This repository contains scripts for training different variations of the SpinalNet and its counterparts.
Deep neural networks (DNNs) have achieved the state of the art performance in numerous fields. However, DNNs need high computation times, and people always expect better performance with lower computation. Therefore, we study the human somatosensory system and design a neural network (SpinalNet) to achieve higher accuracy with lower computation time. This paper aims to present the SpinalNet. Hidden layers of the proposed SpinalNet consist of three parts: 1) Input row, 2) Intermediate row, and 3) output row. The intermediate row of the SpinalNet usually contains a small number of neurons. Input segmentation enables each hidden layer to receive a part of the input and outputs of the previous layer. Therefore, the number of incoming weights in a hidden layer is significantly lower than traditional DNNs. As the network directly contributes to outputs in each layer, the vanishing gradient problem of DNN does not exist. We integrate the SpinalNet as the fully-connected layer of the convolutional neural network (CNN), residual neural network (ResNet), and Dense Convolutional Network (DenseNet), Visual Geometry Group (VGG) network. We observe a significant error reduction with lower computation in most situations. We have received state-of-the-art performance for the QMNIST, Kuzushiji-MNIST, and EMNIST(digits) datasets. Scripts of the proposed SpinalNet is available at the following link: https://github.com/dipuk0506/SpinalNet
torch, torchvision, numpy, random, math.
KMNIST, QMNINT, EMNIST (Digits, Letters, Balanced)

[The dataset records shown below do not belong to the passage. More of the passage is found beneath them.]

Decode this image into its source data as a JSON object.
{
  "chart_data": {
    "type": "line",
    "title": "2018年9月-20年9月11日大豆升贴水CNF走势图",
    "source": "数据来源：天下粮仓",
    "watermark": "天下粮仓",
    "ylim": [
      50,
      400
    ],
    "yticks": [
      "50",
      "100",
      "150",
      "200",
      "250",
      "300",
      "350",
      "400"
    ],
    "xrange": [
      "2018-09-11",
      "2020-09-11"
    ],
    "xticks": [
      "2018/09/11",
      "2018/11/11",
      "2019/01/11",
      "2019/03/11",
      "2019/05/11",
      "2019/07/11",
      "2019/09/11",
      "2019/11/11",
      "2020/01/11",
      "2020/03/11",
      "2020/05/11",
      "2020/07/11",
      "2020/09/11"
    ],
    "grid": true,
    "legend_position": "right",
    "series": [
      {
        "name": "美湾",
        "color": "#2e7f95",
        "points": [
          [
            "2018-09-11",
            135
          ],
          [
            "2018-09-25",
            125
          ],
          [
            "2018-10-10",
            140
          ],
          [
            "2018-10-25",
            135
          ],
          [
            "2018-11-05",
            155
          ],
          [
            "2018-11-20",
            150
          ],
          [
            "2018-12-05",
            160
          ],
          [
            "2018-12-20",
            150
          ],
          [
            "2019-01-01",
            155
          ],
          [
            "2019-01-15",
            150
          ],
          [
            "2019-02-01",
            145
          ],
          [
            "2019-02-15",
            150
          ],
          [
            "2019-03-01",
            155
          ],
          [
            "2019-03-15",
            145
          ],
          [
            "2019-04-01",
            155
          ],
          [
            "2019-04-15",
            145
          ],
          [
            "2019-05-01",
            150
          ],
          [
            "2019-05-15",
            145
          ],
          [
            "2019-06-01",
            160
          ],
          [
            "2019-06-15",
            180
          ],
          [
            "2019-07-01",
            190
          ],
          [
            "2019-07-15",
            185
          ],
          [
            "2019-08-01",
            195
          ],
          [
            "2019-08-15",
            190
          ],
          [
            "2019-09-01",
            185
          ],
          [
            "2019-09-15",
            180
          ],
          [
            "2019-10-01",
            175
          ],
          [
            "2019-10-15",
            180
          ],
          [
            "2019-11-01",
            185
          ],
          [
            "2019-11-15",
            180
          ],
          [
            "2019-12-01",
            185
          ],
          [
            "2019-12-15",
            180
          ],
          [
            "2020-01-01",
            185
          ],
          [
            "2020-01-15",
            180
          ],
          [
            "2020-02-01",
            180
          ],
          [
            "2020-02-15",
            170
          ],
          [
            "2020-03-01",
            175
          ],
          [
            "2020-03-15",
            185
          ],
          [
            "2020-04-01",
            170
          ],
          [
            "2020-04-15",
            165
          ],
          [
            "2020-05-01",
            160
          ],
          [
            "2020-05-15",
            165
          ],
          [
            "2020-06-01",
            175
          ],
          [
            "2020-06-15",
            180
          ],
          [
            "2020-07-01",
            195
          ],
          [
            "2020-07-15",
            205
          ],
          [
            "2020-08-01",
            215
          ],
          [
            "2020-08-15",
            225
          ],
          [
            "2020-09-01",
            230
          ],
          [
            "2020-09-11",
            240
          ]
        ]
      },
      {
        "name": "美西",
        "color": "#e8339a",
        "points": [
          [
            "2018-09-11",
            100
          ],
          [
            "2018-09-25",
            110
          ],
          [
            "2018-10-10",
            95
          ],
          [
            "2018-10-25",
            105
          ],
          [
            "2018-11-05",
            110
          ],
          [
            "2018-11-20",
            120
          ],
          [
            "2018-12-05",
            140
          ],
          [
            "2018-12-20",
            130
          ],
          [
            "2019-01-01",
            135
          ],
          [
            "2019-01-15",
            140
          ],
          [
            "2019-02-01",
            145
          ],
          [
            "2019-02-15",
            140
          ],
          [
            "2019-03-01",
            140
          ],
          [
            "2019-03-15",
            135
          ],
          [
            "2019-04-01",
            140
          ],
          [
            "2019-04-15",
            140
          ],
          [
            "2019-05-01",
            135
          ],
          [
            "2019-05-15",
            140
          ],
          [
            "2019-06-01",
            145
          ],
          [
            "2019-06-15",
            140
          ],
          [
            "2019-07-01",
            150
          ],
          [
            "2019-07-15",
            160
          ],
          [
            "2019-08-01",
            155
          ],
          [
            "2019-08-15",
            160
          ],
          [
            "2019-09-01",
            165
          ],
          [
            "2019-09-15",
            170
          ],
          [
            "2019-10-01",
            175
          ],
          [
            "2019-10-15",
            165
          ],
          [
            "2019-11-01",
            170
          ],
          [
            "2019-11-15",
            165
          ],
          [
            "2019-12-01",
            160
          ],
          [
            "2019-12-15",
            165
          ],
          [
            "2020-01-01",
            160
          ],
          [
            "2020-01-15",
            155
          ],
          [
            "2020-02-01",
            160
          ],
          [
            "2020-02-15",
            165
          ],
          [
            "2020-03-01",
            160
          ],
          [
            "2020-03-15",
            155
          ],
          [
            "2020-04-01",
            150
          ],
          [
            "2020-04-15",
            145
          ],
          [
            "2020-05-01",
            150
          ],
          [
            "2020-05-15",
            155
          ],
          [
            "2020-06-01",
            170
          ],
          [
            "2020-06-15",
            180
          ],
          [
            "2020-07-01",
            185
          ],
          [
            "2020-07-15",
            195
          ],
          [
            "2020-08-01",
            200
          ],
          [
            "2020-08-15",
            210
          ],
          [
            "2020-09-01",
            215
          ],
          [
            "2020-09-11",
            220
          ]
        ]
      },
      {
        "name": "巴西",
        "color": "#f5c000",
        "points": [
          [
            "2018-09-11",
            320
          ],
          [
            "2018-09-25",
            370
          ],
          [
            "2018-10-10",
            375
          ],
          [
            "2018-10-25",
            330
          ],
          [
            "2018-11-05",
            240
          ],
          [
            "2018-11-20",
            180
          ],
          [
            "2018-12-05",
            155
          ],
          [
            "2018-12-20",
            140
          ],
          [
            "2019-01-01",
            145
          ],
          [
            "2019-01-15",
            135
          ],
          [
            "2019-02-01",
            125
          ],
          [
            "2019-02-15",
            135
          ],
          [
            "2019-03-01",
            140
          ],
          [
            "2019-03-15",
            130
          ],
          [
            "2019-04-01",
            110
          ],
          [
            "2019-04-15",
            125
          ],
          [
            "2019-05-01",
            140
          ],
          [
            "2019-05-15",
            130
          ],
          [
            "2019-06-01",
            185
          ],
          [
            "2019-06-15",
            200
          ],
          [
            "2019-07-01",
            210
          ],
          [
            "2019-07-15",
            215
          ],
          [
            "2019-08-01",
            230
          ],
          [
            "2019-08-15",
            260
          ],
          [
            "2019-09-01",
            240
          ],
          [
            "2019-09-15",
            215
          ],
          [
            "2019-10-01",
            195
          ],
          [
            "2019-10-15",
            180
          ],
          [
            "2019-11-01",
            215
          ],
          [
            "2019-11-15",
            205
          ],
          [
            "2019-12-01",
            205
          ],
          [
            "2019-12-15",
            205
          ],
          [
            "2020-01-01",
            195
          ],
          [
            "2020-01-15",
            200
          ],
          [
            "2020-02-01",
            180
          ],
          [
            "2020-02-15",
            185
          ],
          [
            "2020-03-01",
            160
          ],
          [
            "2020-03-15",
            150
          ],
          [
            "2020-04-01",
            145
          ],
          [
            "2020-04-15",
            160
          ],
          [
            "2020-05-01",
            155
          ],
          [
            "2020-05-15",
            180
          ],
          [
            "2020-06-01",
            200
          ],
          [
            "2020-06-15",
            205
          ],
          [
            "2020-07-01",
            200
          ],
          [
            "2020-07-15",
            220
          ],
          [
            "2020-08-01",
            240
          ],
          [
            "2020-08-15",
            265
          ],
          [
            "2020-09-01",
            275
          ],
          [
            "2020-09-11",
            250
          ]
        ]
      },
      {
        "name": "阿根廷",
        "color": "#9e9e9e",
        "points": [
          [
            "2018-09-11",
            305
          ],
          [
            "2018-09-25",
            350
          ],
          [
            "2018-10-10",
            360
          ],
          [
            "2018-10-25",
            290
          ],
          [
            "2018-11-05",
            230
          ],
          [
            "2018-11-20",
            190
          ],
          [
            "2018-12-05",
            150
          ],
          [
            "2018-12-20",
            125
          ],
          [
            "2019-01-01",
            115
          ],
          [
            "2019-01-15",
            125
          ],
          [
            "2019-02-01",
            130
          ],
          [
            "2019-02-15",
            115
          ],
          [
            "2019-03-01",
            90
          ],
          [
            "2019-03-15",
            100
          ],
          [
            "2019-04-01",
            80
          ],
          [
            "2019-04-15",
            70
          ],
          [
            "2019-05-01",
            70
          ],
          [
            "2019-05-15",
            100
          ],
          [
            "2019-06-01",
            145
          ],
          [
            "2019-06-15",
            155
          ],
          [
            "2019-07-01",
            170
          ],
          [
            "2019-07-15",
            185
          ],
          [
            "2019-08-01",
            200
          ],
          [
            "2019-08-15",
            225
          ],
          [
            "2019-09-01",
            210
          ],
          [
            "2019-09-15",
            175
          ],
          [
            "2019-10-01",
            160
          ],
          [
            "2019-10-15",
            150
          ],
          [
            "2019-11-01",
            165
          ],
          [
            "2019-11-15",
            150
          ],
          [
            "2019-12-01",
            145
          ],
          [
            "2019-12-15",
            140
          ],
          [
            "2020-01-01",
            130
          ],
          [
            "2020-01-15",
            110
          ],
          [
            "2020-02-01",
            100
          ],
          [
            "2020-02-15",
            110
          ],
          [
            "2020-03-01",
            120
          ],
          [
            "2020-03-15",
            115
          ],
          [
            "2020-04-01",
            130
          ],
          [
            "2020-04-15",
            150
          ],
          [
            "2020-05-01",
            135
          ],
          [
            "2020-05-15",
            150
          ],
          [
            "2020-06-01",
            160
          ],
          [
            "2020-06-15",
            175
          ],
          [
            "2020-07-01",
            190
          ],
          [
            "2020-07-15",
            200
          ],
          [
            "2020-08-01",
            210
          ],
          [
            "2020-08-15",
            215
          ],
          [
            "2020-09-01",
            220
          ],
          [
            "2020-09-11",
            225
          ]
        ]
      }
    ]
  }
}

The SpinalNet tries to mimic the human somatosensory system to receive large data efficiently and to achieve better performance. (a) Half part of the human somatosensory system, presenting how our spinal cord receives sensory signals from our body. (b) Structure of the proposed SpinalNet. The proposed NN consists of the input row, the intermediate row, and the output row. The intermediate row contains multiple hidden layers. Each hidden layer receives a portion of the input. All layers except the first layer also receive outputs of the previous layer. The output layer adds the weighted outputs of all hidden neurons of the intermediate row. The user can also construct and train a SpinalNet for any arbitrary number of inputs, intermediate neurons, and outputs.
-
Single hidden layer NN of large width is a universal approximator.
-
If we can prove that, SpinalNet of a large depth can be equivalent to the single hidden layer NN of large width, the universal approximation is proved.
Following figure presents the visual proof of the universal approximation theorem for the proposed SpinalNet. A simplified version of SpinalNet in (a) can act as a NN of a single hidden layer, drawn in (b). Similarly, a 4 layer SpinalNet in (d)can be equal to a NN of one hidden layer (HL), containing four neurons, shown in (c).
Following figure presents the structure of the second architecture (Arch2) of the SpinalNet. This structure receives flattened outputs of the original image, images after the first convolution & pooling, and images after second convolution & pooling.
Traditional hidden layer to Spinal Hidden Layer
Any traditional hidden layer can be converted to a spinal hidden layer. The traditional hidden layer in (a) is converted to a spinal hidden layer in (b). A spinal hidden layer has the structure of the proposed SpinalNet.
Detailed classification results are available in the paper. Link to the paper: https://arxiv.org/abs/2007.03347
The script 'EMNIST_letters_VGG_and _SpinalVGG.py' uploaded on 10th July 2020 provides 95.88% accuracy for EMNIST-Letters and 91.05% accuracy for EMNIST-Balanced datasets with VGG-5 (Spinal FC) model. It is the new SOTA for these datasets.